La montaña mágica, de Thomas Mann, es uno de esos libros únicos que siempre habría que colar en las antologías de lo imprescindible que, cada equis años, suelen recopilar las revistas semanales y similares. Esta novela sobrecogedora, que convierte la tuberculosis en pura lírica, arranca con un prólogo que Mann titula, con agudeza, Propósito, y que contiene una frase de esas por las que merece la pena vivir toda una vida sólo para escribirla:
«Queremos contar la historia de Hans Castorp, no por él (pues el lector ya llegará a conocerle como un joven modesto y simpático), sino por amor a su historia, que nos parece, hasta el más alto grado, digna de ser contada (en este sentido, debemos recordar en torno a Hans Castorp que ésa es su historia, y que no todas las historias ocurren a cualquiera). Se remonta a un tiempo muy lejano; ya está, en cierto modo, completamente cubierta de una preciosa herrumbre y es, pues, necesario contarla bajo la forma de un pasado remotísimo».
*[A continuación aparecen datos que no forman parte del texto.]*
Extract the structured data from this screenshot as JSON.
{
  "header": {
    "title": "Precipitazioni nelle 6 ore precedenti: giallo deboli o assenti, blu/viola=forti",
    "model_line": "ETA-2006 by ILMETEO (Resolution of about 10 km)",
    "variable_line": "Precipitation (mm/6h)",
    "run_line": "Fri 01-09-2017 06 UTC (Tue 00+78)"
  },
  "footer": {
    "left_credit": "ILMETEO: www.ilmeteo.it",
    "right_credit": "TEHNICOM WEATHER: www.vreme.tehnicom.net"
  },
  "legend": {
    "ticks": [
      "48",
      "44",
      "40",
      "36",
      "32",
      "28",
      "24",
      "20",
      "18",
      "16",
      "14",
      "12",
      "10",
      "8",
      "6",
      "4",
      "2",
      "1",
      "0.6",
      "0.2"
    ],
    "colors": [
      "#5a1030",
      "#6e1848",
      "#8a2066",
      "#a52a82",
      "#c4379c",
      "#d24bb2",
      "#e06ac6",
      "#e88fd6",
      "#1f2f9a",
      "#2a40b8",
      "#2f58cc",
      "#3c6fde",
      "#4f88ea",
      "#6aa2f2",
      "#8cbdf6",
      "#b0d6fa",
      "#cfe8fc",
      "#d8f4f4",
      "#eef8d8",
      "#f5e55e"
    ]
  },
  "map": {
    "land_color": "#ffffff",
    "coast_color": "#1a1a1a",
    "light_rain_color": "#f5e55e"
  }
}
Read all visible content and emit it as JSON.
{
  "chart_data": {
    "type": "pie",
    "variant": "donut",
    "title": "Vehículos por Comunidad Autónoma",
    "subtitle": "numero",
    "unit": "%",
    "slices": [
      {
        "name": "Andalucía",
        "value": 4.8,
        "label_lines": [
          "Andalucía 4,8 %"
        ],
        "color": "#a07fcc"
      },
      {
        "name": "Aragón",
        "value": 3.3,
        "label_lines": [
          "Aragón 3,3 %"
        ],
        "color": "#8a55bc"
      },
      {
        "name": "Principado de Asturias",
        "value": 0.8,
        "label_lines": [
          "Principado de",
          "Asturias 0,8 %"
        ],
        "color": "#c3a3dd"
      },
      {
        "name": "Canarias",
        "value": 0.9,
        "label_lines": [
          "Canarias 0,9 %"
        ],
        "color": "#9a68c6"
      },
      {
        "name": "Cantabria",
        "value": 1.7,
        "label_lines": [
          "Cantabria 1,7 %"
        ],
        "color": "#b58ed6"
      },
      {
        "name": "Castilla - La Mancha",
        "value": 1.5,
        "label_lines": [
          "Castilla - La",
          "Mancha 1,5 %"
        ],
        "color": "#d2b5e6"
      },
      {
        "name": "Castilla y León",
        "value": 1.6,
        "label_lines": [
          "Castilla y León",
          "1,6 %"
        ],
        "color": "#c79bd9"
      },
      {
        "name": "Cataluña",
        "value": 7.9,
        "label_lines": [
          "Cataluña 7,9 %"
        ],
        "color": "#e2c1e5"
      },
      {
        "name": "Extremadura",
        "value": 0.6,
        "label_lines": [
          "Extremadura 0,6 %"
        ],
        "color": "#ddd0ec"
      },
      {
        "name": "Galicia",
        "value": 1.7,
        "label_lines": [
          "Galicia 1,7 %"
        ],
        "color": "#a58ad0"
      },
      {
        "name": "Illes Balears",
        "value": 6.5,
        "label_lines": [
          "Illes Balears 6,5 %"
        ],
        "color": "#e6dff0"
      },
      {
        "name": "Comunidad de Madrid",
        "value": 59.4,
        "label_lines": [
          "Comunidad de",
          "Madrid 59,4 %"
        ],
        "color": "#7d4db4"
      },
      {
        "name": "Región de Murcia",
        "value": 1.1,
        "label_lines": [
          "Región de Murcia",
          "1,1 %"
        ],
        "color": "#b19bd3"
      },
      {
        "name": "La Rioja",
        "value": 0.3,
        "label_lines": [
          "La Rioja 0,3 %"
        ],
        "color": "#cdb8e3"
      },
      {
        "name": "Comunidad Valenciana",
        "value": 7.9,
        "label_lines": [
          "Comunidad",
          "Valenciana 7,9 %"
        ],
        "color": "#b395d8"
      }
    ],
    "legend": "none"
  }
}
La frase demoledora, claro, es: «No todas las historias ocurren a cualquiera». Y ahora, el inicio en sentido estricto de la novela, el que Mann escribió bajo las palabras Capítulo primero y La llegada:
«Un modesto joven se dirigía en pleno verano desde Hamburgo, su ciudad natal, a Davos-Platz, en el cantón de los Grisones. Iba allí a hacer una visita de tres semanas».